A former director general of the World Health Organization, she also headed the UN World Commission on Environment and Development. The commission’s work paved the way to the first Earth Summit, which led to the Kyoto Protocol on greenhouse gases.

Sachs, who lost an arm and the sight of one eye in a car-bombing by apartheid forces in Mozambique in 1988 and was later appointed to South Africa’s Constitutional Court by Nelson Mandela, was recognised “for his many contributions to human rights and justice globally”.

Also among the first recipients of the prize founded in 2012 by Samuel Yin, one of the richest men in Taiwan, were immunologists James P. Allison of the MD Anderson Cancer Center at the University of Texas, and Tasuku Honjo of Kyoto University for their contributions in the fight against cancer.

The other recipient was Chinese American historian and Sinologist Yu Ying-shih, the winner in the Sinology category.

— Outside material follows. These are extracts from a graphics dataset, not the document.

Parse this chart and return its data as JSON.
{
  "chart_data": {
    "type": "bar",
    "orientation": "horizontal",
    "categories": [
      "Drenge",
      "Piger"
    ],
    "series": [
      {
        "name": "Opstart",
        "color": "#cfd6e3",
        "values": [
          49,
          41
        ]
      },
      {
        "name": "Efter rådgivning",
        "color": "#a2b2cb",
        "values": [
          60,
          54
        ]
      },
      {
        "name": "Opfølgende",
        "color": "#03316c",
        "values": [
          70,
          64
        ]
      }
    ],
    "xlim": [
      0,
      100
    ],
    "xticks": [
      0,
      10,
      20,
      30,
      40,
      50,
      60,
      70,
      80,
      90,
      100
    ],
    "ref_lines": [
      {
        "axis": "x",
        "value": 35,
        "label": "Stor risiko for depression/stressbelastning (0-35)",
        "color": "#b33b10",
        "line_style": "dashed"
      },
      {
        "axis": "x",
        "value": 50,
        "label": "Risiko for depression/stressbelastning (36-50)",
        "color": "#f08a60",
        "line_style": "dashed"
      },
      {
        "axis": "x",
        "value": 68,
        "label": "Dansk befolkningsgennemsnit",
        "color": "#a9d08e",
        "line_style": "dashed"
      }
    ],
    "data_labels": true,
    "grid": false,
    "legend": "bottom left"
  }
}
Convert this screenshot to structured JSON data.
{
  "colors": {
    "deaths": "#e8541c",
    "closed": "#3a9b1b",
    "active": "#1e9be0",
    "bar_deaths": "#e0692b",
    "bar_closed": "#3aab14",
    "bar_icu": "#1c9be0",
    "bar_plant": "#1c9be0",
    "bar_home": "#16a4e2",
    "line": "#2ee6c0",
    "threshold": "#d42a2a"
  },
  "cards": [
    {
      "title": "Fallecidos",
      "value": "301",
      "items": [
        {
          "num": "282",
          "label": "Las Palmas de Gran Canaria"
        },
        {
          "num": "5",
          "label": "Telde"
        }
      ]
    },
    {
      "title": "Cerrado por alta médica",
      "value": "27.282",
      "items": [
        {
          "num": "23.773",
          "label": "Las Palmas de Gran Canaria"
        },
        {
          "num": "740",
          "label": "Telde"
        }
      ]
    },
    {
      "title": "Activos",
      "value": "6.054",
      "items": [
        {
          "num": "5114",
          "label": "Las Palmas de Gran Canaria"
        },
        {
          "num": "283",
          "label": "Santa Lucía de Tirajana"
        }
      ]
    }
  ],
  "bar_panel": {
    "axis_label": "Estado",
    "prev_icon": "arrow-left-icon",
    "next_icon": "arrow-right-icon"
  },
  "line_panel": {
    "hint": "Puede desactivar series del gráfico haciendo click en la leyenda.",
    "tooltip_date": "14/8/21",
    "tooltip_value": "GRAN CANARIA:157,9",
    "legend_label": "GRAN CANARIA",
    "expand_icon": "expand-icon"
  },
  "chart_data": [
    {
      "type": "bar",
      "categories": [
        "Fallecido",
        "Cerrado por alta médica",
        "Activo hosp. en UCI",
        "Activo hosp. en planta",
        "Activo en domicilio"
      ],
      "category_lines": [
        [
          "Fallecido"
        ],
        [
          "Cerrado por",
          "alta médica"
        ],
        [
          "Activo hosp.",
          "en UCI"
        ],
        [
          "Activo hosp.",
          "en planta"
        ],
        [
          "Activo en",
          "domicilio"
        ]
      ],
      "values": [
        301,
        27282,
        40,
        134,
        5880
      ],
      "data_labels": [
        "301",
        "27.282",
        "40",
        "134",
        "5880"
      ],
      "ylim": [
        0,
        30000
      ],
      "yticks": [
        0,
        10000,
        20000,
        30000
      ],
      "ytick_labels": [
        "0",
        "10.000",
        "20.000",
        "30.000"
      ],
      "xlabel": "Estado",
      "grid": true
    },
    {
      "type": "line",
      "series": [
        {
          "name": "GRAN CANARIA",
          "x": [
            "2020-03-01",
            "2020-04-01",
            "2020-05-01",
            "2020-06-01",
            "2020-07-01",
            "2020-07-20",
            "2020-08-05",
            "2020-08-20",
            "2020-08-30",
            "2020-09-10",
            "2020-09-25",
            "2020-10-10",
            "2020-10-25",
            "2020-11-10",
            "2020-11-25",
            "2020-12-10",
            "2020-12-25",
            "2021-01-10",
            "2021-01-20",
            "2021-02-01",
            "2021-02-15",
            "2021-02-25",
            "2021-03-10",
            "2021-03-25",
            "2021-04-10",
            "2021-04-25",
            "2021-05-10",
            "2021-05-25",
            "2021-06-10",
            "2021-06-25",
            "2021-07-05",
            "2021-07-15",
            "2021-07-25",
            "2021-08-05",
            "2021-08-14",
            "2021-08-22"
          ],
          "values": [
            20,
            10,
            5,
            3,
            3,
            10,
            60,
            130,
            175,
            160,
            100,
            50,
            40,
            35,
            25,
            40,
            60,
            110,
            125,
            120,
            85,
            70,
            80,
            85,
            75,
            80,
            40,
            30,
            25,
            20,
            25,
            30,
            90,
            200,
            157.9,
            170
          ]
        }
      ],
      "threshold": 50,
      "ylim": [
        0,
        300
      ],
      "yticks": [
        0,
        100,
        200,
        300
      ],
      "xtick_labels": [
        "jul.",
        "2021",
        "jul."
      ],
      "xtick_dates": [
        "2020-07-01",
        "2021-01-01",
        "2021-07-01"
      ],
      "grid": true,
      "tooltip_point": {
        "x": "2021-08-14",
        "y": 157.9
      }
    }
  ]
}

Each winner received Tw$50 million ($1.7 million), with Tw$40 million in cash and the remainder in a grant—a richer purse than the eight million Swedish kronor ($1.2 million) that comes with a Nobel Prize.

Named after China’s Tang Dynasty (AD 618-907), the prize was founded in 2012 with a donation of Tw$3 billion.

Yin has said he will donate 95 percent of his wealth to charity during his lifetime. His net assets are estimated by Forbes magazine at $4.5 billion.